Folha de S. Paulo


A tentação por trás dos dossiês

A semana foi marcada pelo acirramento dos conflitos entre o presidente eleito dos EUA, Donald Trump, e órgãos de jornalismo. A rede de televisão CNN e o site BuzzFeed divulgaram a existência de um dossiê de 35 páginas com informações não comprovadas contra Trump. Em resposta, o republicano acusou a mídia de ser antiética e parcial. O caso é intrincado. Aqui está o busílis: como a mídia deve agir diante de informações não confirmadas?

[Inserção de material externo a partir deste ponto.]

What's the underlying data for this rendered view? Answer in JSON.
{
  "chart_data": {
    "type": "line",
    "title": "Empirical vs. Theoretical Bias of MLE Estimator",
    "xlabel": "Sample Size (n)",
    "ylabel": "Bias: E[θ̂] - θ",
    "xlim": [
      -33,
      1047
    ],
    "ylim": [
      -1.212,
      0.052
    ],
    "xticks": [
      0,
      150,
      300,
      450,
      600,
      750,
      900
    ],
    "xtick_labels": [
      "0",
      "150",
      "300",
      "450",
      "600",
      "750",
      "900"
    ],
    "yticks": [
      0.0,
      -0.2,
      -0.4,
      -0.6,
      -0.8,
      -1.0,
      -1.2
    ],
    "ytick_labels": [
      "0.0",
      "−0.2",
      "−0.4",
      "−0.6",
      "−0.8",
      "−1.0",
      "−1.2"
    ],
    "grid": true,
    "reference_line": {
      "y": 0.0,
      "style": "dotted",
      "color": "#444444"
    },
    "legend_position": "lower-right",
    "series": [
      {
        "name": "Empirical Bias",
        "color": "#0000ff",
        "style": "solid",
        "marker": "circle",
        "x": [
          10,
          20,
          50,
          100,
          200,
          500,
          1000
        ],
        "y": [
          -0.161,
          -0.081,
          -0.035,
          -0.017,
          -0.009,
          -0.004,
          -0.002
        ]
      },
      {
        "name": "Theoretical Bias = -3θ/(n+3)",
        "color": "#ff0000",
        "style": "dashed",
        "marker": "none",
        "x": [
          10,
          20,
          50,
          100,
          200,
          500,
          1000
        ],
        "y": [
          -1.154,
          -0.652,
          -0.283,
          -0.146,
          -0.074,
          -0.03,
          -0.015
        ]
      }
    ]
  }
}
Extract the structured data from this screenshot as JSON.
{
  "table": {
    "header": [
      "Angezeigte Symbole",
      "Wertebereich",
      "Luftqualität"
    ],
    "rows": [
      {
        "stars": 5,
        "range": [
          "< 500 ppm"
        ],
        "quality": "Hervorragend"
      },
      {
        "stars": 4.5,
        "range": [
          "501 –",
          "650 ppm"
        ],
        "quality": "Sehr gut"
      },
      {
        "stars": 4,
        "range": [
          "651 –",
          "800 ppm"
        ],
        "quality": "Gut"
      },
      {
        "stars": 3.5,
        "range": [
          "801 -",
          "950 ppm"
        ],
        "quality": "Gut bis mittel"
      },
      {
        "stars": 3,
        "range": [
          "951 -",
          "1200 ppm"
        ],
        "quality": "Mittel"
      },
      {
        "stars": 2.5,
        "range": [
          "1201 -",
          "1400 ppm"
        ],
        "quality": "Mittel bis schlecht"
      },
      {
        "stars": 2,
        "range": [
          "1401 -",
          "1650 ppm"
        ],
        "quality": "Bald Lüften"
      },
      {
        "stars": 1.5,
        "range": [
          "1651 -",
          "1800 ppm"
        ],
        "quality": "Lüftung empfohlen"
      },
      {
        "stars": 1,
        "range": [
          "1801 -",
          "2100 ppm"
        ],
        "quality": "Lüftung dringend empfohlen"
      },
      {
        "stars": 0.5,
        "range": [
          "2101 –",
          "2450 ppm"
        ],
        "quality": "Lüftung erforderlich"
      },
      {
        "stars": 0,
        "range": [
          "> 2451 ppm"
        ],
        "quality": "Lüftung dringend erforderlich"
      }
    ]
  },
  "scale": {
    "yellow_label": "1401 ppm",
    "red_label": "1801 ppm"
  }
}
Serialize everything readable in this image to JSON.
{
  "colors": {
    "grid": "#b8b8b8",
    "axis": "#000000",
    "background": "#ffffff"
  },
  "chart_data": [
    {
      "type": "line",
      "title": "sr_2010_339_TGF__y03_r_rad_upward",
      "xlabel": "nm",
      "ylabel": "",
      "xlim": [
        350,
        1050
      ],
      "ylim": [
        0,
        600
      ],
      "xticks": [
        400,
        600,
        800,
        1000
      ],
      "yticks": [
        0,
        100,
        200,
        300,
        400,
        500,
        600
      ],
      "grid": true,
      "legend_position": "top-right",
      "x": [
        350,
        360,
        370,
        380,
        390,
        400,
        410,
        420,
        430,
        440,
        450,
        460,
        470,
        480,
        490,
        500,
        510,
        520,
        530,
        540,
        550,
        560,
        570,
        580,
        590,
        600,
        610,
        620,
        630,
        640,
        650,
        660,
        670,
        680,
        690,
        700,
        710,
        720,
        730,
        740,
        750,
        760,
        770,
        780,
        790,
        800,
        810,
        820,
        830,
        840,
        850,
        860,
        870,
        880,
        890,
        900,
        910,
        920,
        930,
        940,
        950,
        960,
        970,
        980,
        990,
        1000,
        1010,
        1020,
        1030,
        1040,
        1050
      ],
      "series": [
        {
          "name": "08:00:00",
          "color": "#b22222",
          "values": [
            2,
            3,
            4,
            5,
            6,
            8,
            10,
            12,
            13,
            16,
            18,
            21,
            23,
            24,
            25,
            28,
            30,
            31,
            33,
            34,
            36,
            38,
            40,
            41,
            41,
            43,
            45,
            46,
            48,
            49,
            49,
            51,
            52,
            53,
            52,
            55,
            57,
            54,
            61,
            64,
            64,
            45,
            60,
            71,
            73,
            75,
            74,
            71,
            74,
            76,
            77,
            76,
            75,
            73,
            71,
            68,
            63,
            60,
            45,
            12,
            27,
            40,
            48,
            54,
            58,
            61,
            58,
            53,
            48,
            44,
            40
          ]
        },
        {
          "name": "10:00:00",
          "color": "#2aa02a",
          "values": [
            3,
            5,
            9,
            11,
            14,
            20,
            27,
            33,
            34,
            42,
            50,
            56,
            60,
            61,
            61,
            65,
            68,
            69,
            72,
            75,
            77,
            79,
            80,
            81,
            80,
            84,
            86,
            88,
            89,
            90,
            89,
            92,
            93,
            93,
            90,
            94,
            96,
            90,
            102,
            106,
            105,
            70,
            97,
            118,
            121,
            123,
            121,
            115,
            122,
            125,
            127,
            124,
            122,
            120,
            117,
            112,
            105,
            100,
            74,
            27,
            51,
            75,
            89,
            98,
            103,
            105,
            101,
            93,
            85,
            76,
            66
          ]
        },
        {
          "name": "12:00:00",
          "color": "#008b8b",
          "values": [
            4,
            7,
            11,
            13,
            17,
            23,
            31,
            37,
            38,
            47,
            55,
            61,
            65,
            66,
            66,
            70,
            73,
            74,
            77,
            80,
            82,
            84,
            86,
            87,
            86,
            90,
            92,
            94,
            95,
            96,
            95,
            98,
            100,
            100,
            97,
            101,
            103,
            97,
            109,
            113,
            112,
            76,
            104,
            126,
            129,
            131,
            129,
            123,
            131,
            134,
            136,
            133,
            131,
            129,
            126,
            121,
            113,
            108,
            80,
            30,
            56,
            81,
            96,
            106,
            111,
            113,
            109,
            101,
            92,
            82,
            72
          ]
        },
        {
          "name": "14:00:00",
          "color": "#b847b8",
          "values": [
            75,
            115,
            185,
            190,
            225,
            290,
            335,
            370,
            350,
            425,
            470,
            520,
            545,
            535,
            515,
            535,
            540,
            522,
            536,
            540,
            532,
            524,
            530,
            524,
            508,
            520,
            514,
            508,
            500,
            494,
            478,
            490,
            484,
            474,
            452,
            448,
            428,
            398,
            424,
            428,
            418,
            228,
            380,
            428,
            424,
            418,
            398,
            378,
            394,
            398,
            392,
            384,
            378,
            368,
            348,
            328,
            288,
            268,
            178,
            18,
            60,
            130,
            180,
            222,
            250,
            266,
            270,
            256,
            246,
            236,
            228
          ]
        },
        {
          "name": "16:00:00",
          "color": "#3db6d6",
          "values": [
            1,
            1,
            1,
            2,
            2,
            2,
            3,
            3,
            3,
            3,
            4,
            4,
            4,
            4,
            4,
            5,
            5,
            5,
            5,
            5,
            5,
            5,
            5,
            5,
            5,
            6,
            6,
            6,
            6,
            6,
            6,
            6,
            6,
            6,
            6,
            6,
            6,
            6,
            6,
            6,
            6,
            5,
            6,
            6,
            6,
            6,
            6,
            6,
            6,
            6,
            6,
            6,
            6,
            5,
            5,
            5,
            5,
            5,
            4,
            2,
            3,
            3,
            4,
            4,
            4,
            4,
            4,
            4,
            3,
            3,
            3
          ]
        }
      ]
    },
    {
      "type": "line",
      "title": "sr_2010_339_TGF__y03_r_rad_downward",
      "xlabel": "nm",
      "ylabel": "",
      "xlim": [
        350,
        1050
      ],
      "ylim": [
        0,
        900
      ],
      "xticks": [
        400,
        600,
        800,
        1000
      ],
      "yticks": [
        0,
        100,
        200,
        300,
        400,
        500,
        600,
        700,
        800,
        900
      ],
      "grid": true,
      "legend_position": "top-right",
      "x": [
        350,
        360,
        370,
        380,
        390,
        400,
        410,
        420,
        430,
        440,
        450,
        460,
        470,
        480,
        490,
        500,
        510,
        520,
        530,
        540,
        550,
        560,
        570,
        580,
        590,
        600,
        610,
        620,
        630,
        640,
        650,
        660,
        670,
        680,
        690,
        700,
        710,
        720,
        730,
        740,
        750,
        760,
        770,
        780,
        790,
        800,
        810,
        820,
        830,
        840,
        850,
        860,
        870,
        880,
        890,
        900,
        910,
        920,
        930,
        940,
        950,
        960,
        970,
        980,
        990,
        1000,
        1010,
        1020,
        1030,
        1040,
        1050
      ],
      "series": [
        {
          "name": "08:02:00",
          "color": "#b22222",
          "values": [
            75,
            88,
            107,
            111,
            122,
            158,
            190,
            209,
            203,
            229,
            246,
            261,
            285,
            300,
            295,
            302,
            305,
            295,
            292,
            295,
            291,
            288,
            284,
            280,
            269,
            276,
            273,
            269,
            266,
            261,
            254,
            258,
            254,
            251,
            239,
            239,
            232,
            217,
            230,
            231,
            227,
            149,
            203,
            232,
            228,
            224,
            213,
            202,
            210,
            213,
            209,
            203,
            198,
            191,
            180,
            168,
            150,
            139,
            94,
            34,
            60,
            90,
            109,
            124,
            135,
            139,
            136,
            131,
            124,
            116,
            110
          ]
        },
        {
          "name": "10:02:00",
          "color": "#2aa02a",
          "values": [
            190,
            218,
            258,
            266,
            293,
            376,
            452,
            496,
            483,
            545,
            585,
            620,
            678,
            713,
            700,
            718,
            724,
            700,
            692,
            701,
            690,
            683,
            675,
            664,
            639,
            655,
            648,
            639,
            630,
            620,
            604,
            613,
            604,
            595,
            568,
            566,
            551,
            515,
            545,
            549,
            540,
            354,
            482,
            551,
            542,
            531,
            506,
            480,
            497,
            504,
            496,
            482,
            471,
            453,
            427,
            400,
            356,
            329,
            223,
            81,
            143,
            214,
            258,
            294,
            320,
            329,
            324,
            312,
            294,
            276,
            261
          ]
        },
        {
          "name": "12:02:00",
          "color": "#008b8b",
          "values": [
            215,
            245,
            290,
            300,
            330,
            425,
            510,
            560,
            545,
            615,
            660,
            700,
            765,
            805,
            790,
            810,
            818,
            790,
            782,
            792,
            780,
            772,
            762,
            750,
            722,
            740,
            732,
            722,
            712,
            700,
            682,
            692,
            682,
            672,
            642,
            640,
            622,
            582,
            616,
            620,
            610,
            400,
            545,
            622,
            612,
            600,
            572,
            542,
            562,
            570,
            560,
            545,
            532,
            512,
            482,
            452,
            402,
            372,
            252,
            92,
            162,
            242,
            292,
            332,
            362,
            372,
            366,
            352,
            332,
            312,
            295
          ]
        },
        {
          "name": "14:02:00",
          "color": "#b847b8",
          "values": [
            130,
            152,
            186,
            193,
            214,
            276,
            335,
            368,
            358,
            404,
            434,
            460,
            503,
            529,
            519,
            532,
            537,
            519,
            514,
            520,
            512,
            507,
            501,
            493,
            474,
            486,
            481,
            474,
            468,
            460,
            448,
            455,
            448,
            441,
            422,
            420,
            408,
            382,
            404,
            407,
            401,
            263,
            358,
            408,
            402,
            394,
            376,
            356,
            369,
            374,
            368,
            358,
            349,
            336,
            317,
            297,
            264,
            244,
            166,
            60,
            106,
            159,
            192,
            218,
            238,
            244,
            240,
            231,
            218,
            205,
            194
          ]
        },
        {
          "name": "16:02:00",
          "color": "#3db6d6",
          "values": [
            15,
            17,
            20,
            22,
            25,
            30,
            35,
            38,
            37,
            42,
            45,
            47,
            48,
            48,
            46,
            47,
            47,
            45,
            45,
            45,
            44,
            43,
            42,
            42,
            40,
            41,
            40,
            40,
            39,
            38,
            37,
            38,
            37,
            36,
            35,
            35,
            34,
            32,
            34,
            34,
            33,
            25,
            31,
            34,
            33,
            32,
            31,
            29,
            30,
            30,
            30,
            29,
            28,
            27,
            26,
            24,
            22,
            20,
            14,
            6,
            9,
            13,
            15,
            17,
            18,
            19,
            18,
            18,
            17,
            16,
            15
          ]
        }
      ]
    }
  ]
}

No ano passado, uma empresa de pesquisa política contratada por adversários republicanos de Trump, ainda na disputa interna do partido, chamou um ex-espião britânico para investigar eventuais elos entre Trump e a Rússia. Os memorandos que o espião produziu narram que o Kremlin tentou obter influência sobre Trump, preparando-se para chantageá-lo com supostos vídeos de sexo e suborná-lo com ofertas vantajosas de negócios.

A notícia sobre o dossiê foi dada pela CNN na terça (10). Em seguida, o site BuzzFeed divulgou a íntegra do documento, avisando aos leitores que as informações não haviam sido verificadas.

A Folha tomou atitude sóbria e correta. Fez valer o serviço do "New York Times" a que tem direito. Em dois grandes textos, o jornal americano informou seus leitores, sem aderir a tons sensacionalistas.

Dossiês como armas de campanha não são novidades na política. O Brasil acumula exemplos. É possível citar o dossiê Cohen, de 1937, passar pelo dossiê Cayman, de 1998, e chegar ao dos aloprados, de 2006.

Em 1937, o general Olympio Mourão Filho foi o autor do Plano Cohen, dossiê atribuído aos comunistas sobre como se daria, hipoteticamente, a dominação comunista no país. Tratado como autêntico pelo governo, o documento, que não passava de uma falcatrua, serviu de justificativa para um golpe de Estado, por meio do qual Getúlio Vargas implantou o Estado Novo.

Em 1998, apareceu o chamado dossiê Cayman, como definiu a Folha na época, "um conjunto de fotocópias sem veracidade comprovada" que indicava uma associação em uma empresa das Bahamas e em contas em dois paraísos fiscais do então presidente Fernando Henrique Cardoso com os ministros José Serra e Sérgio Motta e o governador Mário Covas.

Foi noticiado fartamente pela imprensa brasileira. Somente três anos depois comprovou-se que era falsa a principal peça do dossiê, o extrato bancário de US$ 352,971 milhões do banco Schroders, na Suíça, em nome de uma empresa chamada CH, J & T. A empresa, que existia de fato, não pertencia aos tucanos e o extrato a ela atribuído fora forjado.

Em 15 de setembro de 2006, a duas semanas do primeiro turno das eleições, integrantes do PT foram presos pela Polícia Federal em um hotel de São Paulo ao tentar comprar um dossiê contra o candidato do PSDB ao governo de São Paulo, José Serra. O presidente Luiz Inácio Lula da Silva, tentando diminuir a importância do episódio, afirmou que aquilo era obra de "um bando de aloprados".

Não cabe analisar aqui o papel da imprensa brasileira em cada um dos episódios. A questão é outra.

Não há dossiê, relatório ou inquérito que seja portador da verdade absoluta. O relato de fatos comprovados é a razão de ser dos jornais, que não podem abrir mão do papel de investigadores independentes, verificadores das informações, técnicos em formatar a narrativa, com contextualização e análise.

Dossiês de origem subterrânea, investigações policiais e do Ministério Público ou informações recolhidas nas sombras do poder são notícia em estado bruto e devem ser submetidas a crivo técnico.

Não se pode ignorar, entretanto, que vivemos tempos diferentes, em que notícias –falsas e verdadeiras– circulam sem controle. Não há solução fácil, obviamente. Tendo a achar que fortalece a credibilidade do jornal noticiar a existência do dossiê, mas sem entrar nos detalhes do conteúdo até conseguir comprovar sua autenticidade.

De que serve publicar, num dia, informações –que podem ter consequências danosas– e mais adiante reconhecer que eram falsas? Isso as redes sociais já fazem.

No episódio de Trump, coube ao novato BuzzFeed a divulgação do tal relatório na íntegra. Alegou que caberia aos leitores formar juízo próprio. Mas os leitores não têm as ferramentas e a expertise necessárias para tal investigação e verificação. Por isso decidem pagar por informações apuradas, editadas e redigidas por órgãos especializados.

É a essência do jornalismo, a qual o BuzzFeed ignorou.